We reviewed our options of where to buy.
Option 1: Rock Counter
Again, we headed to Rock Counter to see about ordering our countertops there. The selection for quartz was somewhat limited. Still, we found a color we liked and got a quote.
Option 2: Local cabinet store
Here, there were more quartz options, but it was so expensive. Because of our long countertop length, we would require two quartz slabs. For the bigger shops, selling smaller slabs of quartz wasn’t a big deal. But at a store that doesn’t sell much quartz, we would be required to purchase the entire two slabs, not just a portion of the second one. That made the pricing too high for us. Also, we would have to find our own contractor to install the countertop. That didn’t appeal to me at all, as I was set on finding a seller who also installed. My biggest concern would be if the quartz breaks in transit or during installation. If you have different parties doing the work, what happens if something goes wrong? If you buy from a one stop shop, there would be no question that if the quartz broke, the company would have to replace it. So, even if the pricing was comparable, I wouldn’t have gone with a seller who couldn’t install.
Option 3: A larger local home store selling tile, countertops, and more
The selection was great, the price was the cheapest, and we would only be required to buy the actual square footage we needed. We quickly put in our order for Caeserstone quartz in the Concrete color. The salesman was going to come by in a couple days to measure, and then he would put in our order. The next day, he called us and told us they were out of the color we had chosen. OK, well, how long until it’s back in stock? Over 3 months! Every store in America was out of this particular quartz, and it wasn’t being shipped back into the country for at least 3 months. Waiting another 3 months without a functional kitchen was not an option.
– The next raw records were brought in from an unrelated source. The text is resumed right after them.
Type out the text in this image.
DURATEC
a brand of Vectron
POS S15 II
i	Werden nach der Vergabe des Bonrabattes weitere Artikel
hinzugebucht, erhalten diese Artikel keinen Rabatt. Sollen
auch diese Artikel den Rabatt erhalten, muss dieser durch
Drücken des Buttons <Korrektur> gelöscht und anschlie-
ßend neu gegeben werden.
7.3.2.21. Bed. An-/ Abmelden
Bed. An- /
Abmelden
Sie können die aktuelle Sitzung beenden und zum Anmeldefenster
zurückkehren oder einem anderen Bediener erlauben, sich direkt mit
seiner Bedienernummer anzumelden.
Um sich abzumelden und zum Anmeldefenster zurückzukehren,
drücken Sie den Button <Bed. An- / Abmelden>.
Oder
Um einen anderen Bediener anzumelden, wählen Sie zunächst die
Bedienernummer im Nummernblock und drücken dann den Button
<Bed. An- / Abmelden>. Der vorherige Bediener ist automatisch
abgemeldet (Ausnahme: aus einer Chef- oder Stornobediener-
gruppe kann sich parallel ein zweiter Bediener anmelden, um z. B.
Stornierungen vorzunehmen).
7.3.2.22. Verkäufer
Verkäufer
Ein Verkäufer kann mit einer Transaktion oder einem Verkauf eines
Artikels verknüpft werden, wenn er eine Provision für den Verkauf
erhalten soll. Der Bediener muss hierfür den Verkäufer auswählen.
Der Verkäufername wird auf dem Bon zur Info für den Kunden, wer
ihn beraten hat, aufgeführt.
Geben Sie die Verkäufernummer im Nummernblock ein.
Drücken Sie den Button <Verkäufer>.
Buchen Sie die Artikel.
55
We decided to head back in to the store to pick a new color. We ended up with Silestone’s Cemento, which was very similar, just a little bit lighter in color. And it could be installed within a week or so! Luckily, my dad agreed to head over to our house on installation day, as we were on vacation at the time. When we did get back home late from our trip, our countertops were in!
There stood our kitchen in all its glory. Just ignore me lovingly stroking the countertop.
At this point, the kitchen still isn’t finished, and we’re now 3 months into the renovation. We still have to add backsplash, install/move the overhead lighting, install under cabinet lighting, finish the built in seating area, add floor trim, add trim to the cabinets, install cabinet hardware, and the list goes on. But for now, I could cook and wash dishes in the kitchen. For that, I was grateful.